Biomimetic Polydopamine Loaded with Janus Kinase Inhibitor for Synergistic Vitiligo Therapy via Hydrogel Microneedles

Abstract

Abstract Background Both oxidative stress and autoimmune responses play crucial roles in the development of vitiligo. Under oxidative stress, the apoptotic melanocytes exposure self-antigens and release high mobility group box 1 (HMGB1), triggering autoimmune activation and recruiting CD8+ T cells. This process further leads to the destruction of melanocytes, resulting in a lack of melanin granules. Additionally, oxidative stress induces keratinocytes to express and release T cell chemotactic factors, exacerbating vitiligo. The reduction of CD8+ T cells by safeguarding melanocytes and keratinocytes from oxidative stress may be contemplated as a promising approach for vitiligo therapy. Results In this study, we introduce a novel therapeutic agent called PDA-JAKi, which is capable of both eliminating oxidative stress and inhibiting T cell activation. Specifically, we have incorporated the janus kinase inhibitor (JAKi) tofacitinib into antioxidant polydopamine (PDA) nanoparticles, resulting in the formation of uniform PDA-JAKi nanodrug. PDA effectively mitigates apoptosis in melanocytes, reducing the antigen presentation and release of HMGB1. Simultaneously, PDA alleviates oxidative stress in keratinocytes, leading to a reduction in the expression of chemotactic factors.
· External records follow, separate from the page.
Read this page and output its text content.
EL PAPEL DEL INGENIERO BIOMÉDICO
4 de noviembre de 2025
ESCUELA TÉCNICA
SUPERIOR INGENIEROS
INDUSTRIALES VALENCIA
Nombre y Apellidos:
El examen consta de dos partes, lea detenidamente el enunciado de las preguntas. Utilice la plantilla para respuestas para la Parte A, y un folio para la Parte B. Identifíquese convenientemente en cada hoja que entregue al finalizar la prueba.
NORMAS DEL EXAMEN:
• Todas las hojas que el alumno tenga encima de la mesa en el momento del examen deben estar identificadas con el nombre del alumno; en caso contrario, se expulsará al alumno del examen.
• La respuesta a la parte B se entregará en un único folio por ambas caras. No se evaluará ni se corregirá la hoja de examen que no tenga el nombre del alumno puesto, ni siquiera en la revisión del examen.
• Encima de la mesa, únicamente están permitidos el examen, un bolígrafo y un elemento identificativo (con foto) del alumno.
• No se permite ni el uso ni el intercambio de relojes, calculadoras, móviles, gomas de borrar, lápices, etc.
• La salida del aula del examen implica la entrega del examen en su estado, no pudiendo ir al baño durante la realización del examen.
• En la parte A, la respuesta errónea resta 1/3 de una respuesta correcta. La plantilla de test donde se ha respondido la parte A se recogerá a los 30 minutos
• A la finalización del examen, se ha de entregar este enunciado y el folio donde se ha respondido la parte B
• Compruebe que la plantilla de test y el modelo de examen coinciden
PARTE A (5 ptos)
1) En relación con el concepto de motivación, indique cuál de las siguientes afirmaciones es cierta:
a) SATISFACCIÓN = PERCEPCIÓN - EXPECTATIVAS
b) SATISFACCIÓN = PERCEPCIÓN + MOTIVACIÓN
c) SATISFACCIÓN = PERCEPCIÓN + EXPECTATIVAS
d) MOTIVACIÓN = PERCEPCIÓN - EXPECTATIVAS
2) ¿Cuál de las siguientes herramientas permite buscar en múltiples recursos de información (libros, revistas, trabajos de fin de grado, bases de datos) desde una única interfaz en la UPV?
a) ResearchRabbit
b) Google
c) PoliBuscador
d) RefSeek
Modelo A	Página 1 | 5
JAKi, binding to JAK, significantly diminishes the activation of T cells. We precisely deliver this therapeutic agent to the dermis using microneedle (MN) patches, aiming to enhance therapeutic efficacy compared to traditional drug administration methods. After PDA-JAKi MN treatment, the symptoms of vitiligo in mice are alleviated, and the affected areas regain pigmentation. Enhancements have been noted in the dermal thickness within the treated skin area. Concurrently, a decrease in the abundance of immune cells, particularly the infiltration of CD8+ T cells, have been observed. Moreover, there is a notable reduction in interferon-γ (IFN-γ) levels, along with a substantial decrease in the chemotactic factors C-X-C motif chemokine ligand 10 (CXCL10) and C-X-C motif chemokine ligand 16 (CXCL16). Conclusions In summary, PDA-JAKi MN nanoplatform emerges as a promising therapeutic agent in vitiligo treatment.